Teacher pay freeze 'is a slap in the face'

Mr Williamson said he would "welcome" the views of the STRB on lifting the pay of those earning less than £24,000 a year.

"We propose to continue pay uplifts for these teachers at a value of £250 or the National Living Wage increase, whichever is higher," he said.

The union leaders said the "narrow remit" issued to the STRB demonstrated "breathtaking complacency on the part of the government". 

"Temporary improvements in recruitment and retention driven by the Covid pandemic do not mean that the deep-seated problems in teacher recruitment and retention have been solved," they said. 

"Teachers and leaders have contributed so much to the country's response to Covid, yet the government is effectively using the pandemic to justify further attacks on their pay.

"The government's attempt to constrain the STRB in this way makes a mockery of the review body process. This is the School Teachers' Pay Review Body after all. We need fair pay for teachers and school leaders and an evidence-based approach."

The union leaders said it was "essential" that the STRB looked at "all relevant evidence" when making recommendations.

"This must include the impact on recruitment and retention of previous and future real-terms pay cuts, as well as problems created by performance-related pay and the dismantling of the pay structure," they said. 

They added that the STRB "should be asked to say what it would have recommended but for the pay freeze".

The NASUWT teachers' union has also condemned the government's decision to freeze teacher pay.

Patrick Roach, NASUWT general secretary, said: "The minister has sought to justify freezing teachers' pay by citing the impact which Covid-19 has had on the economy and jobs.

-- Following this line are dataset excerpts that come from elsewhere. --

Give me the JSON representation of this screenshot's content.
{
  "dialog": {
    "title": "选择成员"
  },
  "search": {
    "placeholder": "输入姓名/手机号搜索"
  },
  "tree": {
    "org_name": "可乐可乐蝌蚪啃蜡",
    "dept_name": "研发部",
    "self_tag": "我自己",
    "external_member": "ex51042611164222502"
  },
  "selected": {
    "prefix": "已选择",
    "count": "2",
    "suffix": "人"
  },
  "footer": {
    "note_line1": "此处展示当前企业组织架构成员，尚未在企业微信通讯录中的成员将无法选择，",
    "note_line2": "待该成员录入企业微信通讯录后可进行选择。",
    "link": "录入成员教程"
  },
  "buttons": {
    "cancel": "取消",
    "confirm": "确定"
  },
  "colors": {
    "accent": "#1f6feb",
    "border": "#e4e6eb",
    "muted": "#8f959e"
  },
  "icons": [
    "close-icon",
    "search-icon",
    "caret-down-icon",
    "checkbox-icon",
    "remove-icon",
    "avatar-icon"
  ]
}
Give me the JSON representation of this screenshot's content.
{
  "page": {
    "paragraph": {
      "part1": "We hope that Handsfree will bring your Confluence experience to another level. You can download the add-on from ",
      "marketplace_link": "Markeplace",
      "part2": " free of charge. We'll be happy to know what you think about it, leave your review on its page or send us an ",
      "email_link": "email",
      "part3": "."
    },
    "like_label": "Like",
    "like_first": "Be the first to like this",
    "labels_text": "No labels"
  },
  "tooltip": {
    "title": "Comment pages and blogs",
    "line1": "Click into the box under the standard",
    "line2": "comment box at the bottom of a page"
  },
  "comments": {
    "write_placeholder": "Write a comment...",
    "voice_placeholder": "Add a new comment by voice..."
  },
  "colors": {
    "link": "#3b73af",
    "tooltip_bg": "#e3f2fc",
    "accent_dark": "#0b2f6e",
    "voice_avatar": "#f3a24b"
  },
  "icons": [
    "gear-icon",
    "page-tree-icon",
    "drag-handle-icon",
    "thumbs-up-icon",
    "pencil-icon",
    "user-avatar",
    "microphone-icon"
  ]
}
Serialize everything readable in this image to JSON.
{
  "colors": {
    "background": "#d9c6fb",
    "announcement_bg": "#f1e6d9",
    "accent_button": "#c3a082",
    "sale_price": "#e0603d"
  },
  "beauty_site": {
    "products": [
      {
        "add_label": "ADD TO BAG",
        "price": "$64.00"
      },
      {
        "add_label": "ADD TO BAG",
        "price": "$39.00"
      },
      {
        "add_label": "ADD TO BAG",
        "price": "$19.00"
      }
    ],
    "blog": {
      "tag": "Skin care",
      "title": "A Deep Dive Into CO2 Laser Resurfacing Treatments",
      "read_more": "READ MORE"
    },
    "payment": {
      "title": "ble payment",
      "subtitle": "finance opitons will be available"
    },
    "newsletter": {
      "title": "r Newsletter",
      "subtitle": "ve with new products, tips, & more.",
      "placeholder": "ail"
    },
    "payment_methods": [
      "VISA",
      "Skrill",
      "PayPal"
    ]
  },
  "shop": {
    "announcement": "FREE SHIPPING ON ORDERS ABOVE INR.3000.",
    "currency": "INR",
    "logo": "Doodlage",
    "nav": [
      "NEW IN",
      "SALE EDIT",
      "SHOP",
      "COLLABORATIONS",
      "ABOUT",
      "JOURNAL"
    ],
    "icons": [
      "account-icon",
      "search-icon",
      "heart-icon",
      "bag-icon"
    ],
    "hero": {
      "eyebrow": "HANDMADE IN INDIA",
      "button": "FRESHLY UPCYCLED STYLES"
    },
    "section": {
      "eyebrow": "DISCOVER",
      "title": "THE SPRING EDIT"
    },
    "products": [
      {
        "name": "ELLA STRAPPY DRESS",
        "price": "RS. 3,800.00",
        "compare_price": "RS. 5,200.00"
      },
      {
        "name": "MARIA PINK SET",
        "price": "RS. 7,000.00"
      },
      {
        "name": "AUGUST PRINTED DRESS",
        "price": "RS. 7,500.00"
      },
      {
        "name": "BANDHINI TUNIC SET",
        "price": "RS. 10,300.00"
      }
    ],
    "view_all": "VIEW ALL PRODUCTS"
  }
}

"The NASUWT does not accept that teachers and other public sector workers, who have served on the frontline throughout this pandemic to maintain the essential services we have all depended on, should be made to pay the price of tackling Covid.

"Seeking to constrain the remit of the STRB by limiting them to only examining pay rises for those earning under £24,000 is an unacceptable attack on the independence of the pay body and on the transparency of the process of determining teachers' pay.

"The minister states that his priority is improving recruitment and retention of teachers and school leaders, but imposing real-terms pay cuts will not encourage new recruits to the profession or support the retention of experienced and dedicated teachers, for whom this pay freeze is a slap in the face."